Bushfires on minds at Australian awards

Paul Osborne
Prime Minister Scott Morrison poses with three of the four Australian of the Year category winners

All people involved in tackling the bushfire emergency are "Australians of the year" according to Prime Minister Scott Morrison.

But there had to be one winner.

South Australian eye surgeon Dr James Muecke wants to put the fight against diabetes - and the role of sugar - on the national agenda.

Type 2 diabetes affects about one in 10 Australians, is the fastest-growing cause of blindness in Aboriginal people, and the sixth-biggest killer in the country.

Dr Muecke said as an eye surgeon he often saw patients at the end stage of their diabetes, when it's too late to save their sight.

"My mission this year is to get back to the root cause of this disease and prevent what will otherwise be our nation's health catastrophe," he said after being named Australian of the Year overnight.

He wants to encourage "hard-hitting strategies" to build greater awareness of the detrimental role of sugar.

"And how it's as toxic and addictive as nicotine, and should be treated by consumers, businesses and governments as such."

Awards also went to Queensland tennis sensation Ash Barty (Young Australian), WA obstetrics specialist Professor John Newnham (Senior Australian) and NSW youth advocate Bernie Shakeshaft (Local Hero).

With smoke from nearby bushfires in the air outside the Canberra ceremony venue, Mr Morrison paid tribute to all those involved in tackling the emergency or impacted by it.

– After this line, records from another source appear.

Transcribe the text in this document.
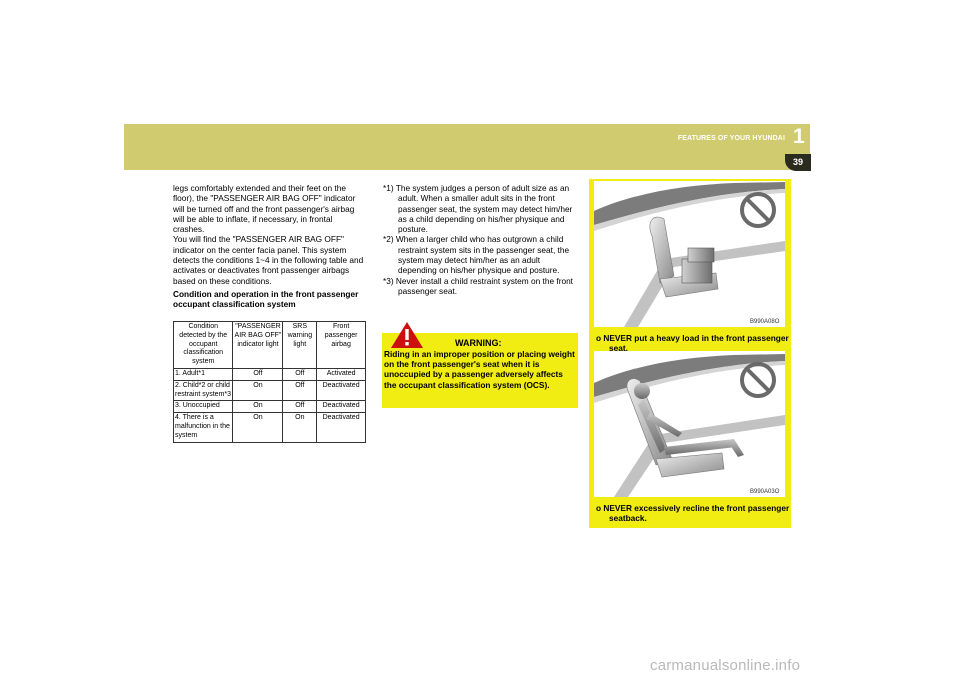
FEATURES OF YOUR HYUNDAI 1
39

legs comfortably extended and their feet on the floor), the "PASSENGER AIR BAG OFF" indicator will be turned off and the front passenger's airbag will be able to inflate, if necessary, in frontal crashes.

You will find the "PASSENGER AIR BAG OFF" indicator on the center facia panel. This system detects the conditions 1~4 in the following table and activates or deactivates front passenger airbags based on these conditions.

Condition and operation in the front passenger occupant classification system

Condition detected by the occupant classification system	"PASSENGER AIR BAG OFF" indicator light	SRS warning light	Front passenger airbag
1. Adult*1	Off	Off	Activated
2. Child*2 or child restraint system*3	On	Off	Deactivated
3. Unoccupied	On	Off	Deactivated
4. There is a malfunction in the system	On	On	Deactivated

*1) The system judges a person of adult size as an adult. When a smaller adult sits in the front passenger seat, the system may detect him/her as a child depending on his/her physique and posture.

*2) When a larger child who has outgrown a child restraint system sits in the passenger seat, the system may detect him/her as an adult depending on his/her physique and posture.

*3) Never install a child restraint system on the front passenger seat.

WARNING:
Riding in an improper position or placing weight on the front passenger's seat when it is unoccupied by a passenger adversely affects the occupant classification system (OCS).
B990A08O
B990A03O
o NEVER put a heavy load in the front passenger seat.
o NEVER excessively recline the front passenger seatback.
carmanualsonline.info
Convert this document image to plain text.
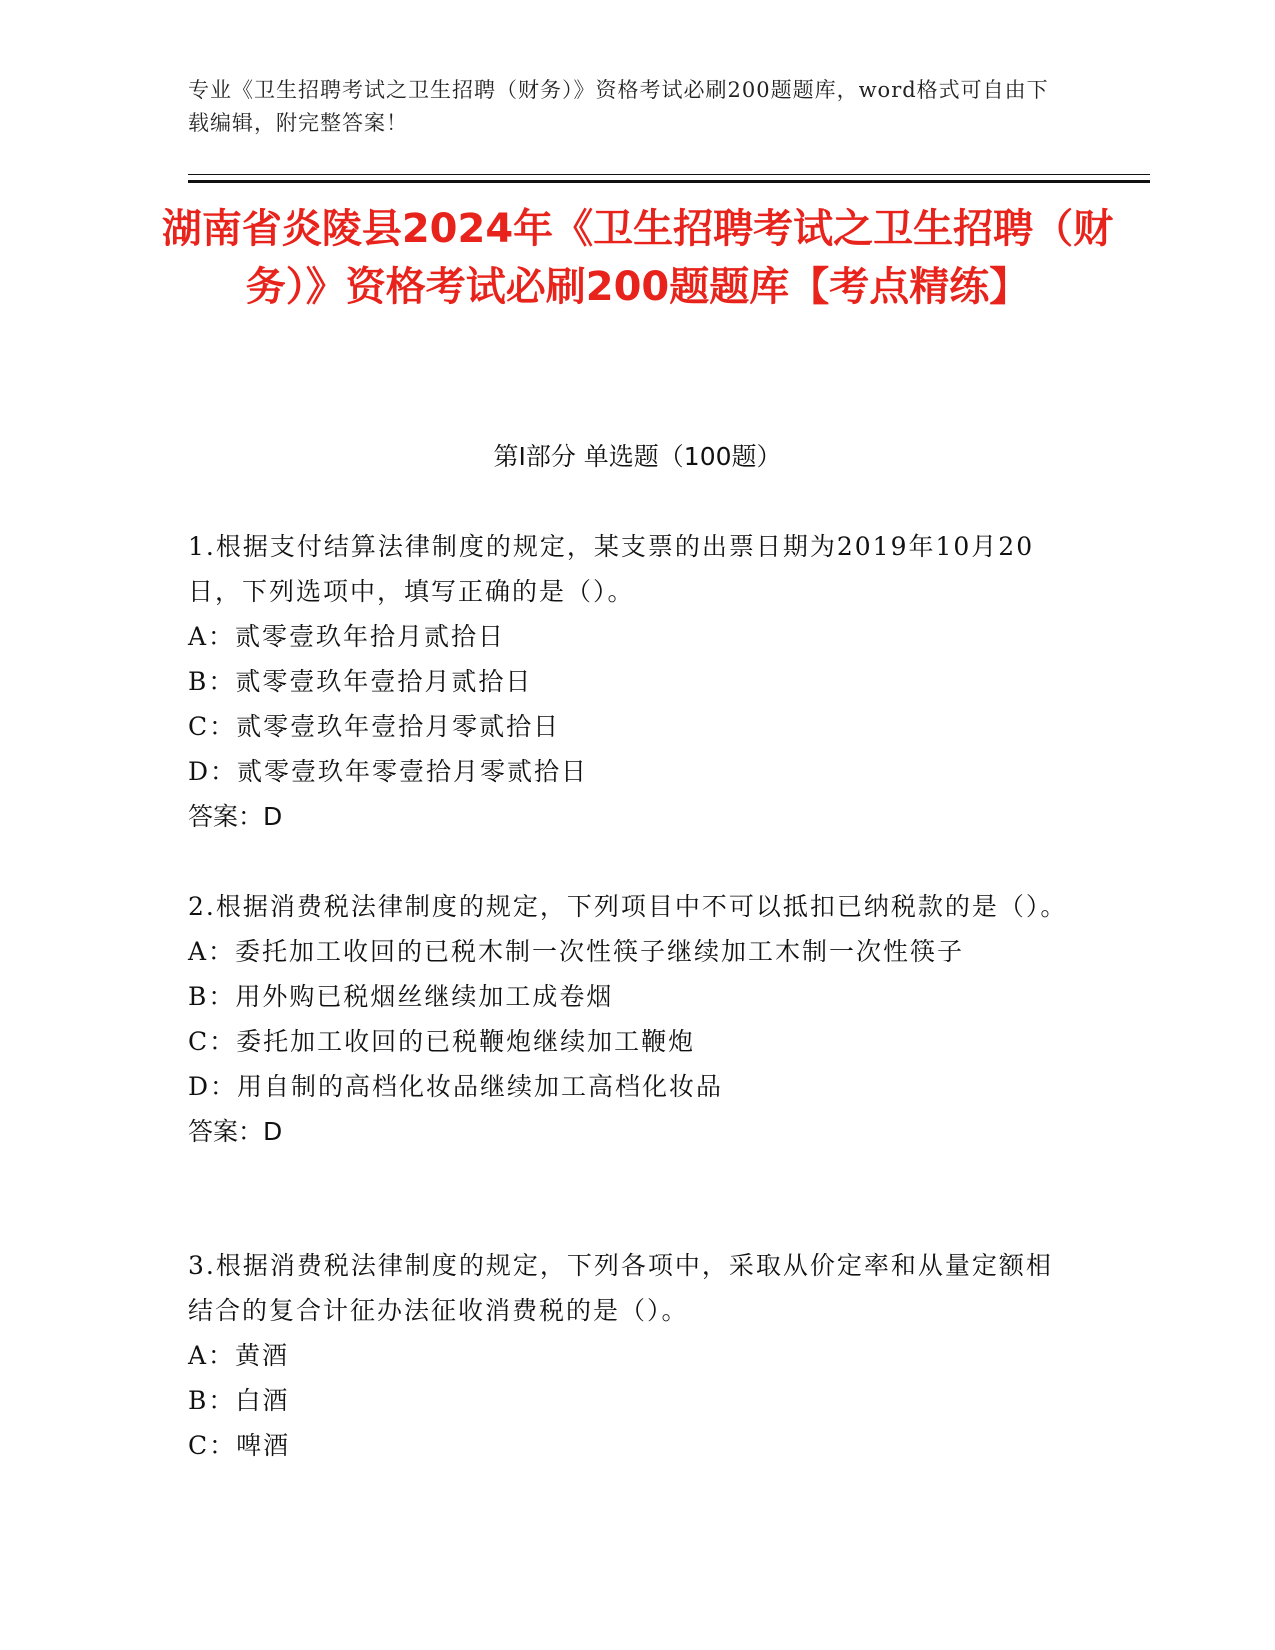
专业《卫生招聘考试之卫生招聘（财务）》资格考试必刷200题题库，word格式可自由下载编辑，附完整答案！
湖南省炎陵县2024年《卫生招聘考试之卫生招聘（财务）》资格考试必刷200题题库【考点精练】
第I部分 单选题（100题）
1.根据支付结算法律制度的规定，某支票的出票日期为2019年10月20日，下列选项中，填写正确的是（）。
A：贰零壹玖年拾月贰拾日
B：贰零壹玖年壹拾月贰拾日
C：贰零壹玖年壹拾月零贰拾日
D：贰零壹玖年零壹拾月零贰拾日
答案：D
2.根据消费税法律制度的规定，下列项目中不可以抵扣已纳税款的是（）。
A：委托加工收回的已税木制一次性筷子继续加工木制一次性筷子
B：用外购已税烟丝继续加工成卷烟
C：委托加工收回的已税鞭炮继续加工鞭炮
D：用自制的高档化妆品继续加工高档化妆品
答案：D
3.根据消费税法律制度的规定，下列各项中，采取从价定率和从量定额相结合的复合计征办法征收消费税的是（）。
A：黄酒
B：白酒
C：啤酒
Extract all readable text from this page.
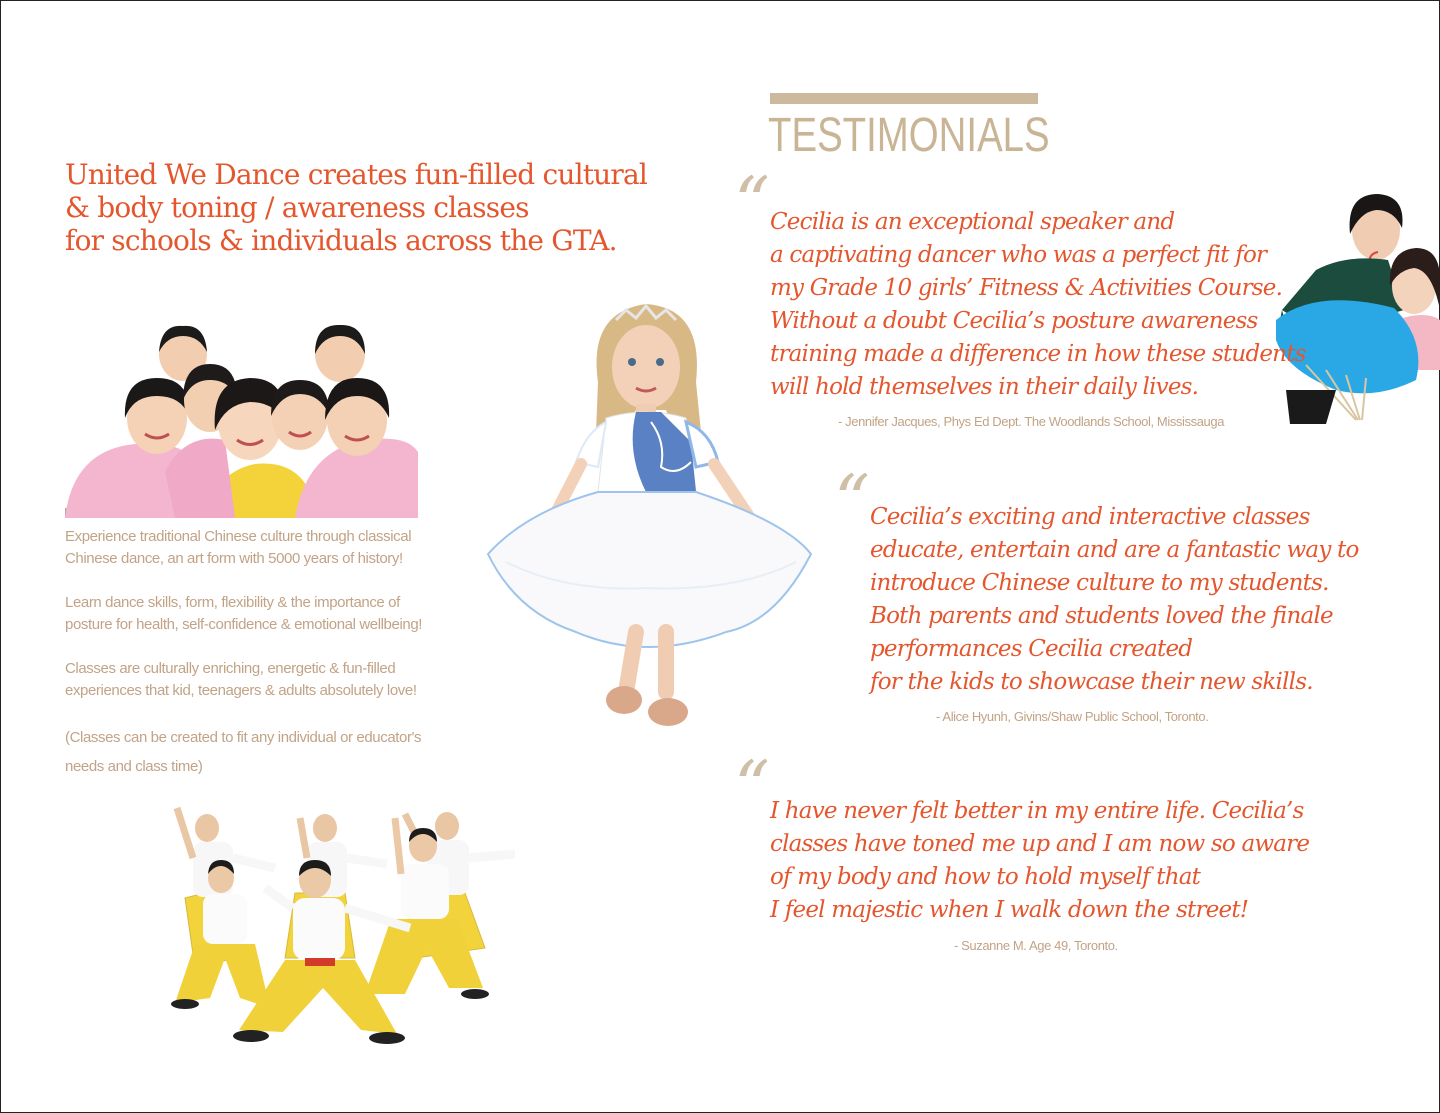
United We Dance creates fun-filled cultural
& body toning / awareness classes
for schools & individuals across the GTA.

Experience traditional Chinese culture through classical

Chinese dance, an art form with 5000 years of history!

Learn dance skills, form, flexibility & the importance of

posture for health, self-confidence & emotional wellbeing!

Classes are culturally enriching, energetic & fun-filled

experiences that kid, teenagers & adults absolutely love!

(Classes can be created to fit any individual or educator's

needs and class time)

TESTIMONIALS
“ Cecilia is an exceptional speaker and
a captivating dancer who was a perfect fit for
my Grade 10 girls’ Fitness & Activities Course.
Without a doubt Cecilia’s posture awareness
training made a difference in how these students
will hold themselves in their daily lives.
- Jennifer Jacques, Phys Ed Dept. The Woodlands School, Mississauga
“ Cecilia’s exciting and interactive classes
educate, entertain and are a fantastic way to
introduce Chinese culture to my students.
Both parents and students loved the finale
performances Cecilia created
for the kids to showcase their new skills.
- Alice Hyunh, Givins/Shaw Public School, Toronto.
“ I have never felt better in my entire life. Cecilia’s
classes have toned me up and I am now so aware
of my body and how to hold myself that
I feel majestic when I walk down the street!
- Suzanne M. Age 49, Toronto.
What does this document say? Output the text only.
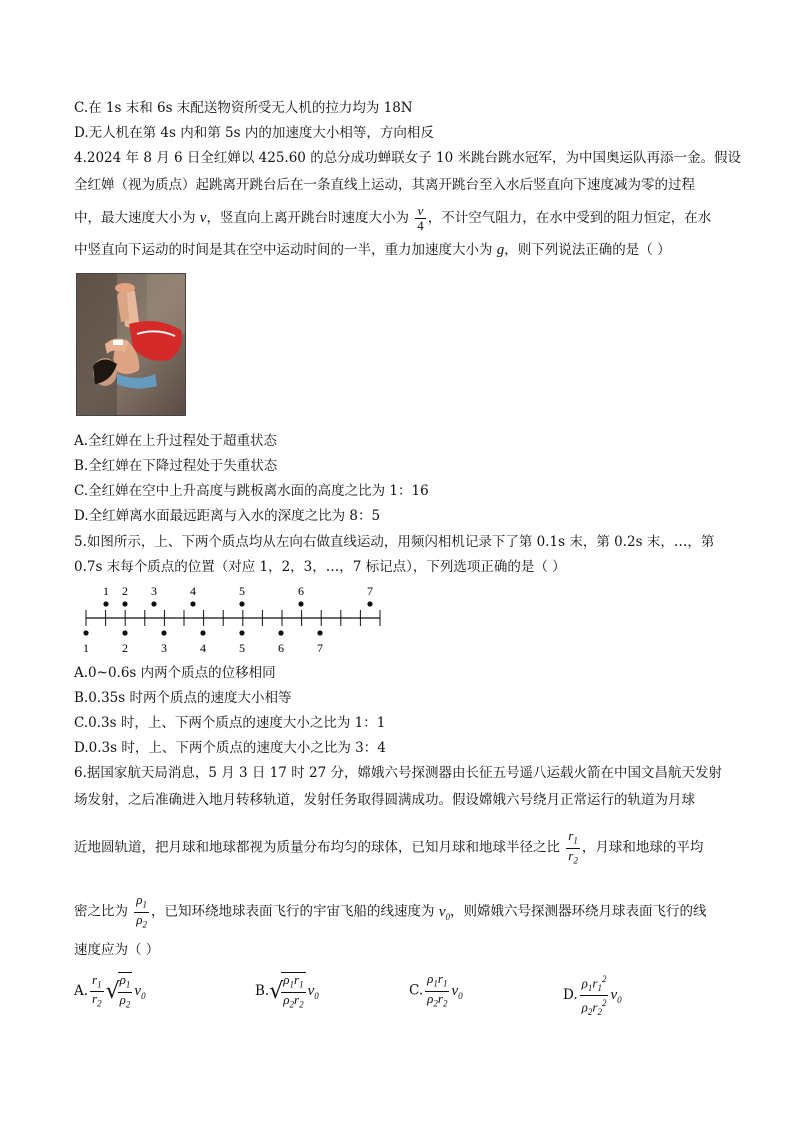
C.在 1s 末和 6s 末配送物资所受无人机的拉力均为 18N
D.无人机在第 4s 内和第 5s 内的加速度大小相等，方向相反
4.2024 年 8 月 6 日全红婵以 425.60 的总分成功蝉联女子 10 米跳台跳水冠军，为中国奥运队再添一金。假设
全红婵（视为质点）起跳离开跳台后在一条直线上运动，其离开跳台至入水后竖直向下速度减为零的过程
中，最大速度大小为 v，竖直向上离开跳台时速度大小为 $\frac{v}{4}$ ，不计空气阻力，在水中受到的阻力恒定，在水
中竖直向下运动的时间是其在空中运动时间的一半，重力加速度大小为 g，则下列说法正确的是（ ）
A.全红婵在上升过程处于超重状态
B.全红婵在下降过程处于失重状态
C.全红婵在空中上升高度与跳板离水面的高度之比为 1：16
D.全红婵离水面最远距离与入水的深度之比为 8：5
5.如图所示，上、下两个质点均从左向右做直线运动，用频闪相机记录下了第 0.1s 末，第 0.2s 末，…，第
0.7s 末每个质点的位置（对应 1，2，3，…，7 标记点），下列选项正确的是（ ）
1 2 3	4	5	6	7
1	2	3	4	5	6	7
A.0~0.6s 内两个质点的位移相同
B.0.35s 时两个质点的速度大小相等
C.0.3s 时，上、下两个质点的速度大小之比为 1：1
D.0.3s 时，上、下两个质点的速度大小之比为 3：4
6.据国家航天局消息，5 月 3 日 17 时 27 分，嫦娥六号探测器由长征五号遥八运载火箭在中国文昌航天发射
场发射，之后准确进入地月转移轨道，发射任务取得圆满成功。假设嫦娥六号绕月正常运行的轨道为月球
近地圆轨道，把月球和地球都视为质量分布均匀的球体，已知月球和地球半径之比 $\frac{r_1}{r_2}$ ，月球和地球的平均
密之比为 $\frac{\rho_1}{\rho_2}$ ，已知环绕地球表面飞行的宇宙飞船的线速度为 $v_0$，则嫦娥六号探测器环绕月球表面飞行的线
速度应为（ ）
A. $\frac{r_1}{r_2}$ √
$\frac{\rho_1}{\rho_2} v_0$	B.√
$\frac{\rho_1r_1}{\rho_2r_2} v_0$	C. $\frac{\rho_1r_1}{\rho_2r_2} v_0$	D. $\frac{\rho_1r_1^2}{\rho_2r_2^2} v_0$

"They - like the nominees here tonight - are demonstrating to us that our national story is one of great achievement, but also of pain, of effort, sweat," he said.

"You are all Australians of the year."

Dr Muecke poured out similar praise.

"During this turmoil, we've seen the best in human nature and have witnessed the true Aussie spirit rise - proud, and unrelenting."

Barty was presented with her award in Melbourne by 2002 Australian of the Year Pat Rafter.

She was in the Victorian capital attempting to become the first home-grown Australian Open singles winner since Chris O'Neil in 1978.

"All of my values that I've lived by and try to live by every single day, regardless of whether it's in sport ... all come from mum and dad," the ever-humble Barty said after receiving her award.

Perth-based Professor Newnham, 67, is recognised as one of the world's leading authorities in the prevention of pre-term birth, the single greatest cause of death and disability in children up to five years of age.

"It is now time for prevention of pre-term birth to become a national priority for Australia."

Mr Shakeshaft took out the Local Hero award for his work with disadvantaged youth in the NSW regional city of Armidale, through the BackTrack Youth Works program.